The main stages in the history of the study and application of artificial neural networks:

  • 1943 – W. McCulloch and W. Pitts formalize the concept of a neural network in a fundamental article on the logical calculus of ideas and nervous activity.
  • 1948 – N. Wiener, together with colleagues, publishes a work on cybernetics. The main idea is to present complex biological processes with mathematical models.
  • 1949 – D. Hebb offers the first learning algorithm.
  • In 1958, F. Rosenblatt invents a single-layer perceptron and demonstrates its ability to solve classification problems. Perceptron has gained popularity – it used for pattern recognition, weather forecasting, etc.
  • In 1960, Widrow, together with his student Hoff, based on the delta rules (Widrow formulas), developed Adalin, which immediately began to be used for prediction and adaptive control problems. Adaline (adaptive adder) is now a standard feature of many signal processing systems.
  • In 1963 at the Institute for Information Transmission Problems of the Academy of Sciences of the USSR. A. P. Petrov carried out a detailed study of the tasks “difficult” for the perceptron.

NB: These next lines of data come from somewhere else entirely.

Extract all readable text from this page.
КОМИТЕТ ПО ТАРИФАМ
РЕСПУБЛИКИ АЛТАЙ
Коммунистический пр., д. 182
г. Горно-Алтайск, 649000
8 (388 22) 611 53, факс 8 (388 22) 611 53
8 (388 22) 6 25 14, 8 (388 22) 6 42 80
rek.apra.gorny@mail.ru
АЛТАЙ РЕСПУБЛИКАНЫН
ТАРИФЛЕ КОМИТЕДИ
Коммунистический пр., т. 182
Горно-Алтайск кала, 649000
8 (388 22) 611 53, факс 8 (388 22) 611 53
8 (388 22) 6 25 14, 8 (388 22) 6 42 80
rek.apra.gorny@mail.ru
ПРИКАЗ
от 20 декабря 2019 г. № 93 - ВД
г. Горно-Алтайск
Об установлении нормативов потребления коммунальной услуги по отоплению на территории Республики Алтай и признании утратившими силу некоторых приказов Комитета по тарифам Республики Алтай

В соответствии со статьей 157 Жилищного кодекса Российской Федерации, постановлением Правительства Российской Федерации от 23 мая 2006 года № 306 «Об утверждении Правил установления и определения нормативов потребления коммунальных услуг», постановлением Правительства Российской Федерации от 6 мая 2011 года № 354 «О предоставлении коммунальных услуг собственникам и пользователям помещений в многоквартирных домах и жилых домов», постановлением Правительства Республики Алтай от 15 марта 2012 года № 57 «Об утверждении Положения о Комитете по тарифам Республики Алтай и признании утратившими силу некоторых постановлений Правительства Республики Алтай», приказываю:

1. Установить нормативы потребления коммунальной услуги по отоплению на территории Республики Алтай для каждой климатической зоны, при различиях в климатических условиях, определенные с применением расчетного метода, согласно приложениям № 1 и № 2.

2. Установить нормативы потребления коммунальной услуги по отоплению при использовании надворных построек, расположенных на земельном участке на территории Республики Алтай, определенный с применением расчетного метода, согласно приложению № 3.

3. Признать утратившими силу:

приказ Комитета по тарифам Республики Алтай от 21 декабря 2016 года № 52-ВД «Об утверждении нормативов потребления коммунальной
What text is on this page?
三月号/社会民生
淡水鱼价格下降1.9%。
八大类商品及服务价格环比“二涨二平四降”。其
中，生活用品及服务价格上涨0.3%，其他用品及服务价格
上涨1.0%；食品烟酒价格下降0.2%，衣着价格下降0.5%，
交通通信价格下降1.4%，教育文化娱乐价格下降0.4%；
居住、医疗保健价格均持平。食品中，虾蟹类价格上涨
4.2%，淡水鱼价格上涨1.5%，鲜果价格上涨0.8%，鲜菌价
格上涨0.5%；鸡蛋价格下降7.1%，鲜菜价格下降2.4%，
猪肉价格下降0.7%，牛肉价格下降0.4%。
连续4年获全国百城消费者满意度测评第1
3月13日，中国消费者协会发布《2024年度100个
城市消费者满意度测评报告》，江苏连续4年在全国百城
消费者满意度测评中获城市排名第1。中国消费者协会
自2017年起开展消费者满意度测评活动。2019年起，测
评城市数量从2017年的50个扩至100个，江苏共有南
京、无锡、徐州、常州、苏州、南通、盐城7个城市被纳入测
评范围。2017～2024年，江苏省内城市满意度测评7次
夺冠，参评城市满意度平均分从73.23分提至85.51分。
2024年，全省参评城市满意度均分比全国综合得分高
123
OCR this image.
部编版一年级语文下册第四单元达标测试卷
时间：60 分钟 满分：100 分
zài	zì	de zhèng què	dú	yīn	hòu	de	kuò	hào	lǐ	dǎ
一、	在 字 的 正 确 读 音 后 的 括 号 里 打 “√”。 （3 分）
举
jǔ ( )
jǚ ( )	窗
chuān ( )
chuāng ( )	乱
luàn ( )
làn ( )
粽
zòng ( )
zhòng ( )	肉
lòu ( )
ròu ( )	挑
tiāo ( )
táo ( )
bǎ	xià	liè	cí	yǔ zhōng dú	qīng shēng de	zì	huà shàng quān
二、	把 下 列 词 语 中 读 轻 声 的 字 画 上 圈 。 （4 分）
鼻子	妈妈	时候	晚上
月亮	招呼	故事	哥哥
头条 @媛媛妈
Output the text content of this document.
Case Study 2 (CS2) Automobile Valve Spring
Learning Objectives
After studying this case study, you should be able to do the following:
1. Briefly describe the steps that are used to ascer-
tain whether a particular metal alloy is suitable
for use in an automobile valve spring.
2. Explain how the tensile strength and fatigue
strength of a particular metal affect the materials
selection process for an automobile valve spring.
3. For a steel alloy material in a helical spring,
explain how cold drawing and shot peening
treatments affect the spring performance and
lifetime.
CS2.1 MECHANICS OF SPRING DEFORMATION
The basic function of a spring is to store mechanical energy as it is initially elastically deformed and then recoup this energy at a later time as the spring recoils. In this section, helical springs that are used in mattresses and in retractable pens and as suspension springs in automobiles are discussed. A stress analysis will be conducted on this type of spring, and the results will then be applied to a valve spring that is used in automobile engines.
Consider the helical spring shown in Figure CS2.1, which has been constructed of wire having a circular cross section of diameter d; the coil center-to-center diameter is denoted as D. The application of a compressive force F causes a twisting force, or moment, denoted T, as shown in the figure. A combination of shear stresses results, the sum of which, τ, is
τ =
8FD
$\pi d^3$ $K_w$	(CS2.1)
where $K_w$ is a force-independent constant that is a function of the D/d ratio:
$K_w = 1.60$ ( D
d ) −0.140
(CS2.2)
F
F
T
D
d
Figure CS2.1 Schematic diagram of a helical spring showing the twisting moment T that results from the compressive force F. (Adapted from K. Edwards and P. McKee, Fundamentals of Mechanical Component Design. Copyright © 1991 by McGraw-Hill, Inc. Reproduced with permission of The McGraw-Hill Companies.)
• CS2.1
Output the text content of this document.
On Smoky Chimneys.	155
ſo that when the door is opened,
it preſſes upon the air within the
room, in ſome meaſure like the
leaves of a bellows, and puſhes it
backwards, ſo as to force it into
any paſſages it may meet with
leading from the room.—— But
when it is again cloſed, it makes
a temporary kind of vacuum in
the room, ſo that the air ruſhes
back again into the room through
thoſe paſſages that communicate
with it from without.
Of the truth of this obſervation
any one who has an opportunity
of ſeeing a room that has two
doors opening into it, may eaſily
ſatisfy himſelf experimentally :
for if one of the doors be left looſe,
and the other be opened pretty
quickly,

  • In 1969, M. Minsky published a formal proof of the perceptron limitations and showed that the perceptron is unable to solve some problems associated with the invariance of representations. Interest in neural networks drops sharply.
  • In 1972, T. Kohonen and J. Anderson independently propose a new type of neural networks capable of functioning as a memory.
  • In 1973, B. V. Khakimov proposed a nonlinear model with spline-based synapses and introduced it to solve problems in medicine, geology, and ecology.
  • 1974 – Paul J. Verbos and A.I. Galushkin at the same time invent an error propagation algorithm for teaching multilayer perceptrons
  • 1975 – Fukushima represents a Cognitron – a self-organizing network designed for invariant pattern recognition, but this is achieved only by memorizing almost all the states of an image.
  • 1982 – after a period of oblivion, interest in neural networks is increasing again. J. Hopfield showed that a neural network with feedback is a system that minimizes energy (the so-called Hopfield network). Kohonen presents models of a unsupervised learning network (Kohonen’s neural network), solves the problems of clustering, data visualization (Kohonen’s self-organizing map) and other problems of preliminary data analysis.
  • 1986 – David I. Rumelhart, J. E. Hinton and Ronald J. Williams and at the same time c. S. I. Bartsev and V. A. Okhonin (Krasnoyarsk Group) rediscovered and developed the backpropagation method. An explosion of interest in the trained neural networks began.
  • 2007 Jeffrey Hinton at the University of Toronto created algorithms for deep learning of multilayer neural networks. The success is because Hinton used a limited Boltzmann Machine (RBM – Restricted Boltzmann Machine) to train the lower layers of the network.